Medium: It contributes to significant difficulty to complete my task, but I can work around it.
Hello all,
Background: I have successfully used the HyperOpt tuner to tune my PPO hyper-parameters for a project of mine but with static learning rates. After many hours of research I have found that not using a learning rate schedule (specifically exponential) will cause the PPO algorithm to eventually collapse in terms of rewards. When using PPOtrainer for one hyper-parameter setting, I basically just save the checkpoint data every 10 training batches, stop the training process, manually modify the “lr” in the config dict such that lr_new=lr_prev*0.99 and resume training from the last saved checkpoint and keep doing that for 4000-8000 training batch updates. The problem is that I can’t implement this manual workaround with HyperOpt because HyperOpt is not running each hyper-parameter setting sequentially, rather in parallel.
Question: is there a way to define in the HyperOpt config dict a tunable exponential learning rate schedule? essentially the exponential learning rate schedule would be defined by 2 parameters (a & b) and a variable N; lr=aexp(-bN) where a is the initial lr, b is the rate of decay and N is episodes/batches/steps etc.
Below is an example of my current raytune experiment object:
I think the question is more about does RLlib’s PPO trainer support taking in a “hyperparameterized” exponential decay lr-scheduler and if so, what is the expected format that Tune should give it.
HyperOpt or other searchers is not that relevant. At the end of the day, decay rate is just treated as one hyperparameter.

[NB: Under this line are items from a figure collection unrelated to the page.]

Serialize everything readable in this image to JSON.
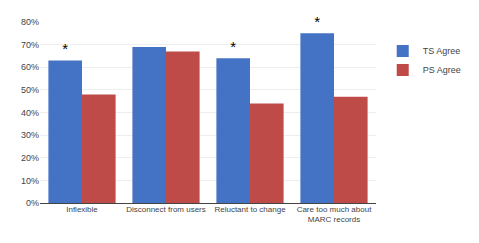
{
  "chart_data": {
    "type": "bar",
    "categories": [
      "Inflexible",
      "Disconnect from users",
      "Reluctant to change",
      "Care too much about\nMARC records"
    ],
    "series": [
      {
        "name": "TS Agree",
        "color": "#4472C4",
        "values": [
          63,
          69,
          64,
          75
        ]
      },
      {
        "name": "PS Agree",
        "color": "#BE4B48",
        "values": [
          48,
          67,
          44,
          47
        ]
      }
    ],
    "annotations": [
      {
        "text": "*",
        "category": "Inflexible",
        "series": "TS Agree"
      },
      {
        "text": "*",
        "category": "Reluctant to change",
        "series": "TS Agree"
      },
      {
        "text": "*",
        "category": "Care too much about\nMARC records",
        "series": "TS Agree"
      }
    ],
    "ylim": [
      0,
      80
    ],
    "yticks": [
      {
        "value": 0,
        "label": "0%"
      },
      {
        "value": 10,
        "label": "10%"
      },
      {
        "value": 20,
        "label": "20%"
      },
      {
        "value": 30,
        "label": "30%"
      },
      {
        "value": 40,
        "label": "40%"
      },
      {
        "value": 50,
        "label": "50%"
      },
      {
        "value": 60,
        "label": "60%"
      },
      {
        "value": 70,
        "label": "70%"
      },
      {
        "value": 80,
        "label": "80%"
      }
    ],
    "grid": true,
    "legend": "right"
  }
}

cc @kourosh to comment on PPO Trainer functionality.
Yeh my bad, its less relevant to the search algorithm itself. Overall I would like my tuner to be able to tune decay rate of lr and initial lr for an exponential decay, not linear decay which apparently is what “lr_schedule” does if I am not mistaken.
My understanding is that you want to implement lr_schedule inside PPOAlgorithm. I looked at the code, and it seems like we currently only support piecewise-linear learning rate schedule for PPO. I highly encourage you to file a github issue with a feature request (and maybe tag me so I can keep track of it on the future RLlib feature wishlist).
After digging a little into LearningRateSchedule class in torch_mixins and callbacks API here is my proposal on how you can manually achieve this. Introduce a callback that will update the learning rate on the local_worker that trains the policy on every iteration.
import math
from ray.rllib.algorithms.callbacks import DefaultCallbacks
from ray.rllib.algorithms.ppo import PPOConfig
class LRDecayCallback(DefaultCallbacks):
def on_train_result(
self,
*,
algorithm,
result: dict,
**kwargs,
) -> None:
iteration = algorithm.iteration
local_worker = algorithm.workers.local_worker()
# we will introduce this in a new config
lr_decay = algorithm.config.lr_decay
# for torch policy
for pid in local_worker.policy_map:
policy = local_worker.policy_map[pid]
policy.cur_lr = policy.cur_lr * math.exp(-lr_decay * iteration)
for opt in policy._optimizers:
for p in opt.param_groups:
p["lr"] = policy.cur_lr
class CustomPPOConfig(PPOConfig):
def __init__(self, algo_class=None):
super().__init__(algo_class)
self.lr_decay = None
def training(self, lr_decay=None, **kwargs):
self.lr_decay = lr_decay
return super().training(**kwargs)
config = (
CustomPPOConfig()
.framework("torch")
.environment("CartPole-v1")
.training(lr_decay=0.01, lr=3e-3)
.callbacks(LRDecayCallback)
)
algo = config.build()
for i in range(10):
policy = algo.get_policy()
cur_lr = policy.cur_lr
print(f"Iteration {i}: lr = {cur_lr}")
algo.train()
Once this is done, you can apply regular Tuner.fit() operation to this new config with tune search spaces for hyper-parameter tuning.
Thankyou very much!! Unfortunately I am not experienced with torch and I am more experienced with tf2. I guess I’ll try work with torch or maybe create something similar with tf2.